Me quedaba todavía la muestra de la miel. Ya
sabía que aquello no era miel, que procedía de una planta que no
tenía la misma composición química que un vegetal de la Tierra y
que servía para satisfacer las necesidades de un ser tan distinto
de los de la Tierra que no podía situarla en ningún estrato
biológico que yo conociera.
Se había hecho tarde. Como siempre,
trabajaba en mis ruinas, a mi modo, bajo la simple luz de la
lámpara, con el frío resplandor del metal que antes había sido
funcional, pero que, ahora, estando patas arriba, mejor parecía
surrealista. Para trabajar en la cocina había tenido que cambiar la
estufa poniéndola sobre lo que, en otros tiempos, había sido un
tabique. Mi mesa era un viejo tablero que haba sido clavado a las
patas de la mesa por uno de sus lados, para que se mantuviera
rígida contra lo que ahora era la pared.
Me acordé de la miel marciana. Había traído
un buen suministro y, ante todo, hice hervir una pequeña cantidad.
Tenía buen cuidado en no tocar ni probar nada sin hervirlo antes.
Pero lo que ocurrió fue muy distinto del tenue vapor oliendo a
amoníaco que se había desprendido de las plantas. Es casi imposible
describirlo. Es fácil decir que se parecía a la infusión de unas
hierbas aromáticas; pero esto nos llevaría a suposiciones
completamente falsas. El perfume que instantáneamente, al más
ligero calentamiento de la olla se desprendió, llenó todo el
espacio interior del cohete, y no tenía nada que ver con el tomillo
o la salvia ni con ninguno de los ingredientes que intervienen en
la composición del curry indio.
En primer lugar, hay que decir que tenía
algo de alcohólico. Lo que más puede acercarse a su descripción es
compararlo con un licor fino, con una marca de benedictino.
La substancia seguía hirviendo, desde luego,
a muy baja temperatura. No tenía que quedar ninguna mancha en el
fondo de la olla.
Encontré una sección de tubo vacío que, en
otros tiempos, había formado parte del suministro de aire,
conduciendo el viciado desde el departamento a los tanques de
purificación a base de potasio que había dejado de utilizar.
Hice un agujero en la tapadera de una
cacerola e inserté el tubo en forma que el todo formara una masa
compacta, atándolo abajo hacia otro depósito que instalé a tres
pies de distancia. En otras palabras, construí un alambique.
Observé el fluido amarillo verdoso cómo goteaba de una manera
oleosa hacia la retorta.
No era alcohol. Si lo hubiese sido, se
evaporaría con el calor diurno, bajo la presión del interior del
cohete. Pero yo lo probé, sabiendo que me las entendía con una
substancia de contenido mineral muy considerable.
No era alcohol; pero tres gotas fueron
bastante para que tuviera la sensación de estar borracho.
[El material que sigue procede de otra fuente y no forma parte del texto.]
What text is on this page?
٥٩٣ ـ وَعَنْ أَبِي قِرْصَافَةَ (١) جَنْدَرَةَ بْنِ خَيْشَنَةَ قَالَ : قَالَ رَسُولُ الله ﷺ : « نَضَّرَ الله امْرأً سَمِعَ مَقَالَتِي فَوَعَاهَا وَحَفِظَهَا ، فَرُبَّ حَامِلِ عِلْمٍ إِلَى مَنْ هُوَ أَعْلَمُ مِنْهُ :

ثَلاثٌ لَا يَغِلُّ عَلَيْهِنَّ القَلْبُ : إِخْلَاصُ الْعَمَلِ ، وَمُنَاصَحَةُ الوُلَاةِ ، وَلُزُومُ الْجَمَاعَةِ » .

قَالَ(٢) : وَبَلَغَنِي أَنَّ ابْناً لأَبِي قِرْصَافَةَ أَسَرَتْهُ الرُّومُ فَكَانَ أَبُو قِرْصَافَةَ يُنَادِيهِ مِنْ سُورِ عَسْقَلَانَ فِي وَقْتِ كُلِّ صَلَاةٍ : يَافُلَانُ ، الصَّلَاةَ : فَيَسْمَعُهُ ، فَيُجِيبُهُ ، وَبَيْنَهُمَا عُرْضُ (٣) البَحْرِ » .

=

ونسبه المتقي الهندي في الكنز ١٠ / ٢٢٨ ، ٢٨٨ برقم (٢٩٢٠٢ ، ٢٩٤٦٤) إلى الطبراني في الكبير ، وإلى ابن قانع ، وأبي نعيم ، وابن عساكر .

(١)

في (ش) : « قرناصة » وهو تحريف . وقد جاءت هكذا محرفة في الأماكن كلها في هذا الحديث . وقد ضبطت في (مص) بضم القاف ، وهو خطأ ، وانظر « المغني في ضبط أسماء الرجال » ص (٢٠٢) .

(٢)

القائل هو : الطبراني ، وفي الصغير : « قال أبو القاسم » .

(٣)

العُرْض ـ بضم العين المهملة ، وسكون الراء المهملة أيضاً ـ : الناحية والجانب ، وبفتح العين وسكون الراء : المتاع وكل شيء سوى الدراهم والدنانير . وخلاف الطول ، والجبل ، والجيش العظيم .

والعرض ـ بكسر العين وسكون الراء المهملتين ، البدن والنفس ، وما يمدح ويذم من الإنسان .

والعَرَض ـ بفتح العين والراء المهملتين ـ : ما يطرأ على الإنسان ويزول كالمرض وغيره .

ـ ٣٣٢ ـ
Una gota
más y presentí que mi razón se perturbaría como si hubiese bebido
en abundancia.
Pasé una hora riéndome como un idiota y
preguntándome, si alguna vez volvía a la Tierra, cómo podría
arreglármelas para patentar mi licor y hacer fortuna antes que
ningún Gobierno lo prohibiera.
Si era un alimento, si podía utilizarse como
tal, las cantidades de que disponía eran, relativamente, tan
enormes que llegué a pensar que aquel era el mayor peligro que
podía desprenderse de Marte. No es que sus efectos fuesen
venenosos. Tampoco llegué a perder la cabeza. Pero, al beberlo,
tuve la seguridad de que me proporcionaría una especie de placer
vaporoso para cuando las máquinas se rompieran y la pavesa cayera
en ruinas a mí alrededor. Fue con mano trémula y con una decisión
que todavía considero digna de un superhombre que salí del cohete
en la medianoche, embutido en mi escafandra, y desparramé por el
aire mi único «alimento» aprovechable marciano. No tenía confianza
en mí mismo para vivir entre sus perfumes, ni mientras estaría
durmiendo. Podría andar como un sonámbulo si lo bebiera, y luego
vivir como un loco idiota, porque su composición química, fuera la
que fuera, ejercía un poderoso efecto inmediato sobre mi
cerebro.
Las substancias que existían en Marte se
diferenciaban peligrosamente de sus similares en la Tierra.